Fruit Bats in Madang
Keki Lodge sign complete with Fire-maned Bowerbird at the turning off the main road 
Jon returning to the vehicle after a birding stop
Keki Lodge
04 August 2006. We spent two hours before breakfast watching the large fruiting tree at the lodge and after breakfast spent the rest of the morning on the forest trails. After heavy rain for most of the afternoon we spent the last hour of daylight at the fruiting tree and in the adjacent forest. Birds seen during the day included a female Fire-maned Bowerbird, six female Lesser Birds of Paradise, Crinkle-collared Manucode, Ochre-collared Monarch, Sooty Thicket-Fantail, Obscure and Black Berrypeckers, Tawny-breasted Honeyeater and Forest Meliphaga. A Vulturine Parrot flew over and we heard Brown-capped Jewel-babbler but I didn’t even hear the supposedly common but very elusive Banded Yellow Robin. Spotlighting after dark produced two Papuan Boobooks.

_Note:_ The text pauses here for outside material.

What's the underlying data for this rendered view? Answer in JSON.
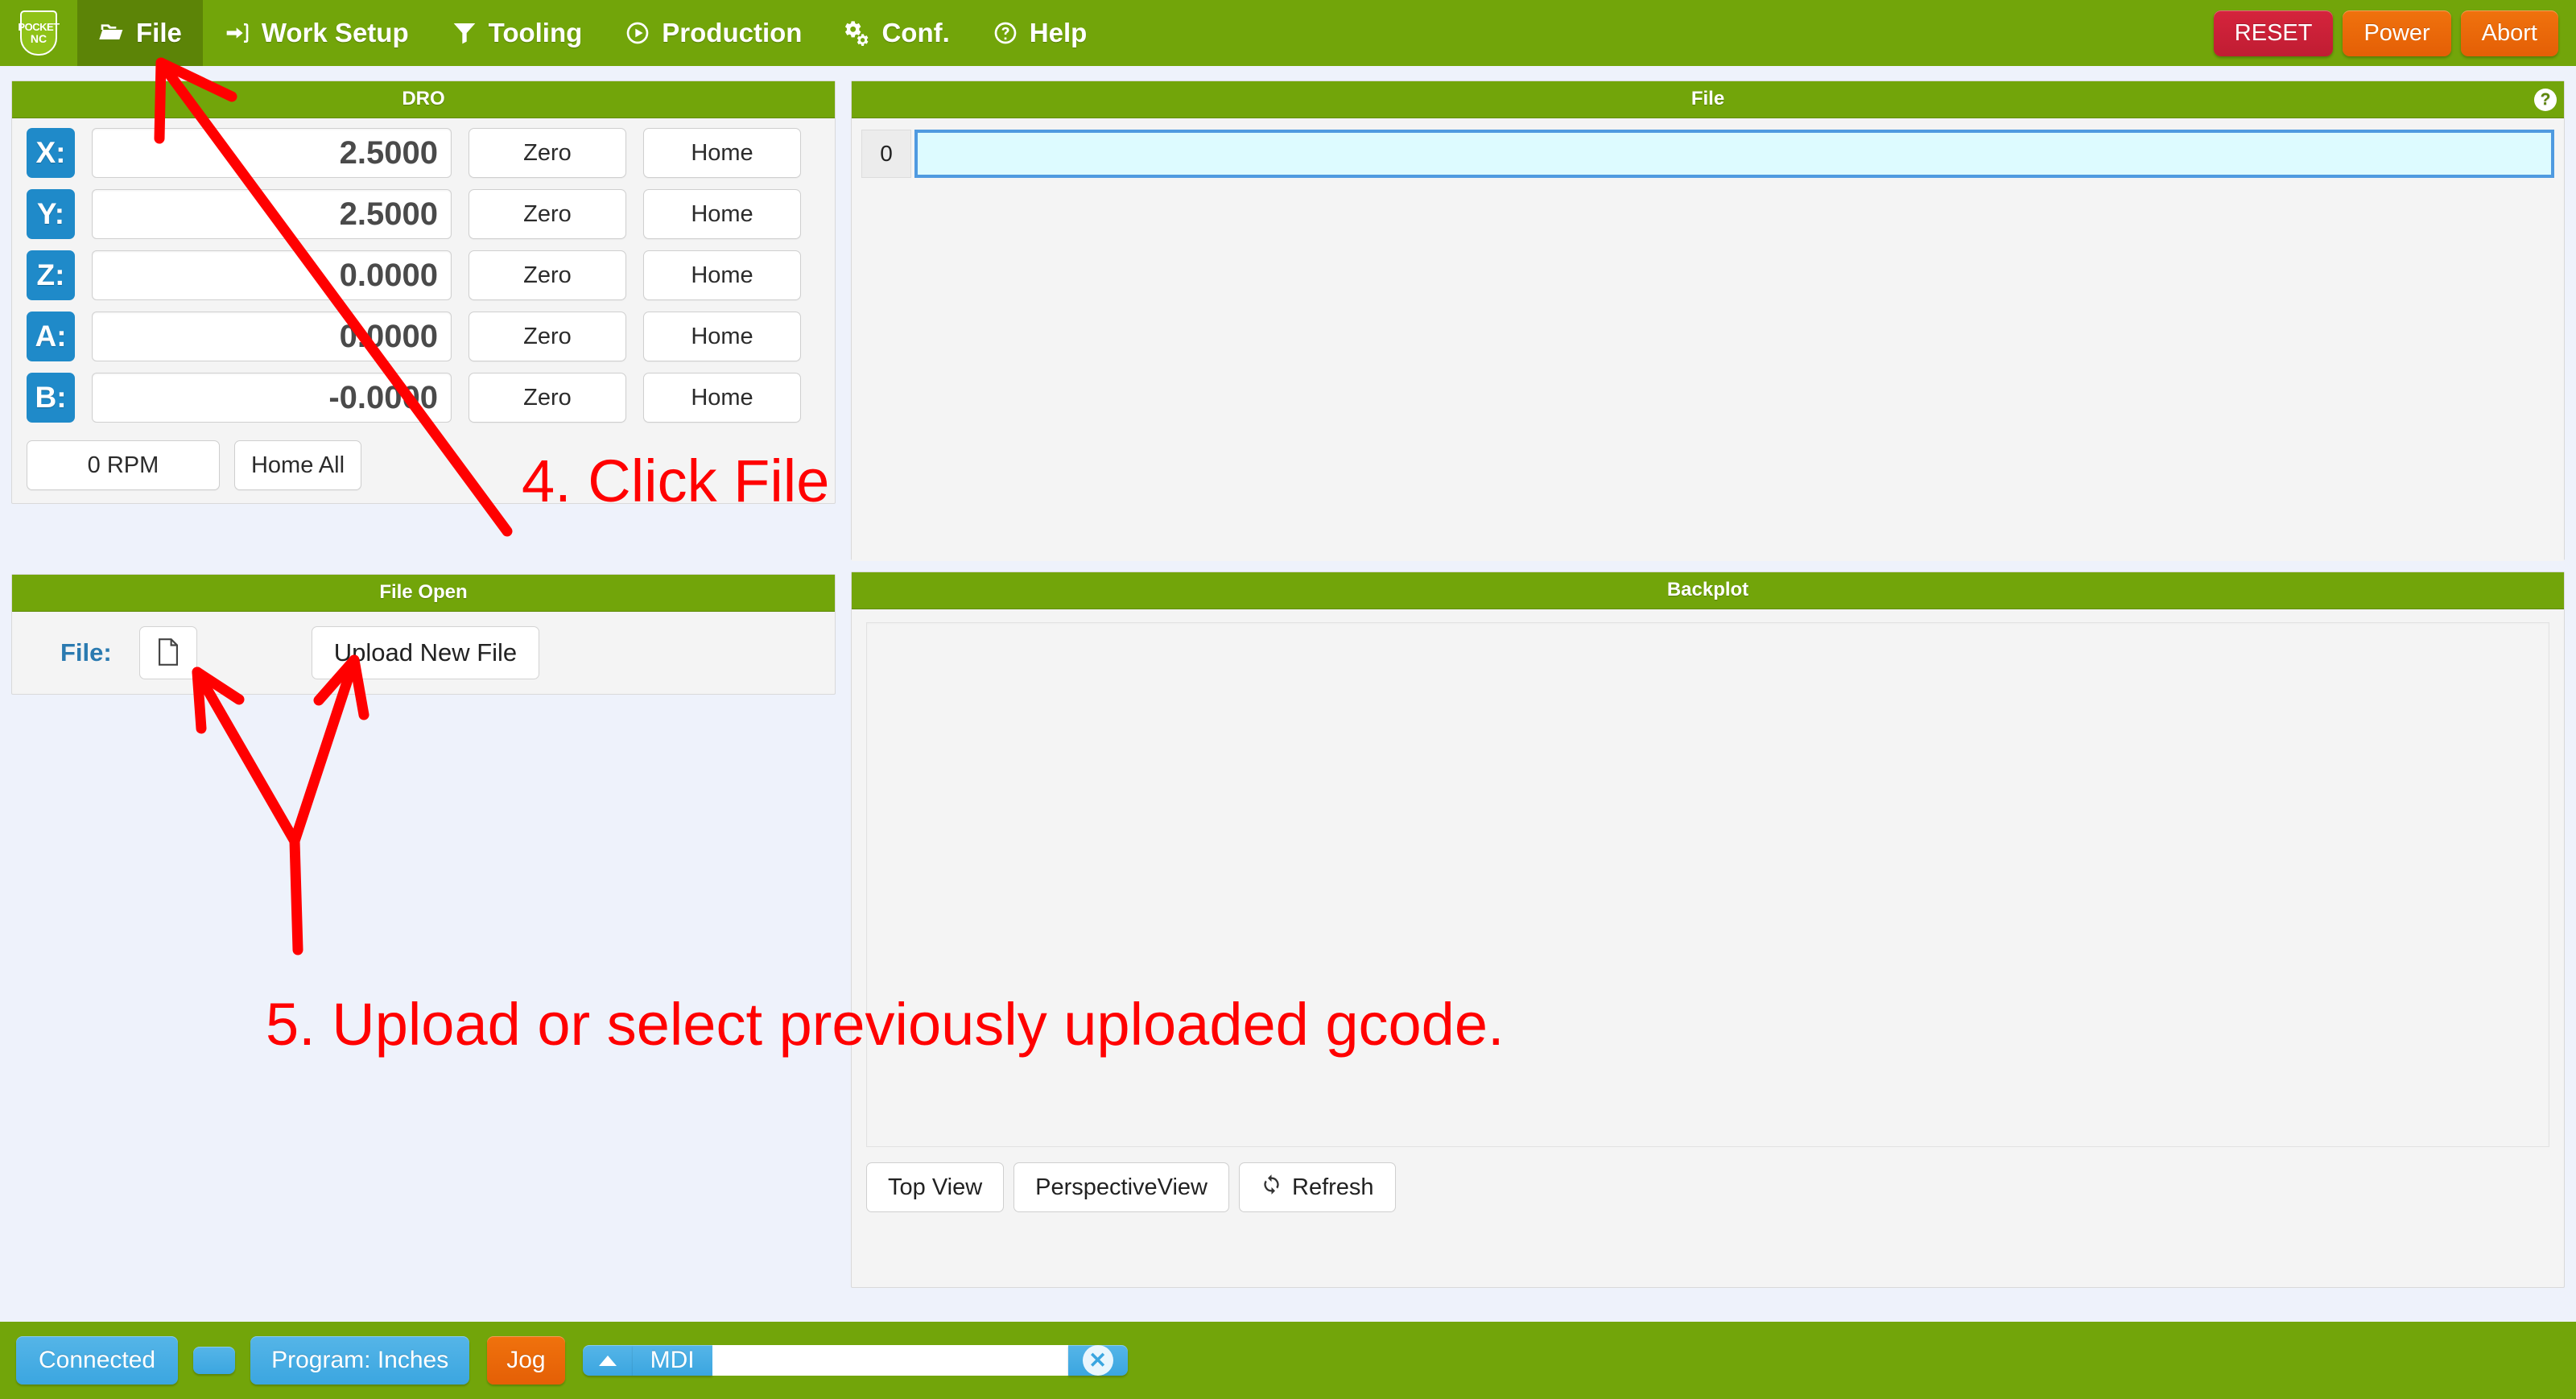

05 August 2006. After more time at the fruiting tree, which now seemed past its best we devoted the morning to seeing Banded Yellow Robin and Brown-capped Jewel-babbler on the forest trails below the lodge. We all had good views of the robin (eventually) but only I saw the jewel-babbler, a male looking very similar to Blue and so a bit of a disappointment (but at least I saw it). Jon and Carlton walked down the main track seeing Golden Mynas and one good flock with Black Cuckoo-shrike and Magnificent Bird of Paradise while Ash saw two White-eared Catbirds in the forest. The rain held off and most of the afternoon was spent in the clearing at the lodge. During the day we saw an immature male Fire-maned Bowerbird, two male and nine female Lesser Birds of Paradise, Spot-winged MonarchYellow-legged Flycatcher and Long-billed Honeyeater. Obscure Berrypecker was seen again and some saw Red and Red-headed Myzomelas while raptors included Long-tailed BuzzardGrey-headed and Meyer’s Goshawks and Gurney’s Eagle although I only saw the first two. Sadly we did not even hear New Guinea Harpy Eagle which is sometimes recorded at this site.

forest at Keki Lodge
Adelbert Mountains
Keki Lodge
nice clearing, when its not raining
the track from the main road
butterfly at Keki
06 August 2006. On the final morning Ash found a better fruiting tree where we saw adult and immature male Fire-maned Bowerbird and six Lesser Birds of Paradise. Pete saw a White-eared Catbird and Jon a small flock of Edward’s Fig-Parrots flying over while Ash had seen a Magnificent Bird of Paradise in his fruiting tree before we arrived. We left Keki Lodge at 09.30 as it started to rain. A successful trip in so far as we’d seen the bowerbird well but we’d hoped the area might have produced a bit more than we managed to dig out but that is very much Papuan birding. We spent the next three hours on a very hairy journey down to the coast. The road was more slippery than it had been on our way up and we became stuck in the mud on one of the few uphill sections. Lots of pushing and superb driving by Ash got us through but it was touch and go and I was starting to think the only way out would be on foot. We made it to the main road and had a couple of roadside stops on the way back to the Jais Aben Resort at Madang. On the way we spent half an hour at the Gilagil River seeing Channel-billed Cuckoo and a distant frigatebird. Returning the vehicle to Lama Rentacar in town, we saw hundreds of large fruit-bats flying around in daylight. Jon learnt that they are caught for soup and for shark-bait, apparently to try to catch a shark that had killed three swimmers earlier in the year. Those inclined to swim did so in the resort pool.
forest at Keki

birding at Keki, left to right Moyang, Mike, Carlton, Pete, Ashley, Stephanie, Nick and me

one of the slipperier sections of the track (note Nick's camera was still on UK time)
it didn't look as if the weather at Keki had improved after we left

we were pleased to see this sign again
Sulphur-crested Cockatoo
Gilagil River, halfway back to Madang
07 August 2006. We departed from Madang on a morning flight to Tabubil via Port Moresby.